Textual and Visual Studies, with a focus on Jewish Sources

My falconry research examines how elite hunting practice entered Jewish textual, legal, and visual cultures, and how medieval realities reshaped the reading of earlier sources. The work begins with close philological analysis of rabbinic corpora, identifying where terminology, analogies, and legal reasoning reflect medieval falconry knowledge rather than late antique contexts. I then correlate these findings with visual evidence—manuscripts, marginal motifs, and related artworks—to show how hunting culture functioned as both lived practice and symbolic vocabulary.

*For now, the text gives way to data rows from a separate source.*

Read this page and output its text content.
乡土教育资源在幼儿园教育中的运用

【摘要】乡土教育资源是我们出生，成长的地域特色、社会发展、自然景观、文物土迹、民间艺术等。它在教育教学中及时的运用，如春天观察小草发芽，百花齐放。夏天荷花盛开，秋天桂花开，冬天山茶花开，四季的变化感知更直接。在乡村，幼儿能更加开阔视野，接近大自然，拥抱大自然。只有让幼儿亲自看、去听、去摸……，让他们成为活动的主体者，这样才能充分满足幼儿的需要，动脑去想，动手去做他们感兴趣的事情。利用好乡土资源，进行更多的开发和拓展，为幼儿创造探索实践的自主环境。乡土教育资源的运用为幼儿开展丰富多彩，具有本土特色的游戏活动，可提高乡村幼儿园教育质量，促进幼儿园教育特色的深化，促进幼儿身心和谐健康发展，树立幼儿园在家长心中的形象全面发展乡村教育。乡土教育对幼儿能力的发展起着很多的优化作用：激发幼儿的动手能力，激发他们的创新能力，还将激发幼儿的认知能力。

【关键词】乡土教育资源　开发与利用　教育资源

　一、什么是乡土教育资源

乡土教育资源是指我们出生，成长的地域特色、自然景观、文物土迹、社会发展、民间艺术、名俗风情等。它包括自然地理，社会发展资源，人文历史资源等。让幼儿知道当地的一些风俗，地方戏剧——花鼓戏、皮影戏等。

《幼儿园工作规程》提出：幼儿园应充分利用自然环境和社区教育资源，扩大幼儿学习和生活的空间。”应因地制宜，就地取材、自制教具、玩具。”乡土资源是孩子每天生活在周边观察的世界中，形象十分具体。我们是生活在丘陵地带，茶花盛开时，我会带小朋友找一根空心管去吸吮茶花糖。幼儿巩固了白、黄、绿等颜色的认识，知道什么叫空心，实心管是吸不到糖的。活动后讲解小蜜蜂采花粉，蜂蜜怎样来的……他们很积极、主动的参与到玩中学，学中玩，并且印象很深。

This research agenda is represented in studies of law, interpretation, and cultural transfer, including “Toxic Talons and Venomous Nails: The Impetus for Falconry and Its Imposition on Ancient Jewish Law,” “On the Mighty Hand of the Lord: Medieval Falconry intrudes upon the Bible,” “‘This Horse is a Bird Specialist’: Falconry intrudes upon the Palestinian Mishnah in Sasanian Babylonia,” and “The Rabbis on the Hunt: From Palestine to Poland,” alongside earlier foundational work on northern French rabbinic contexts (“Jewish Hawking in Medieval France: Falconry, Rabbenu Tam, and the Tosafists”). I also develop this material for broader audiences through public scholarship, including my Tablet Magazine essay, “Rabbenu Tam and the Silver Talons”.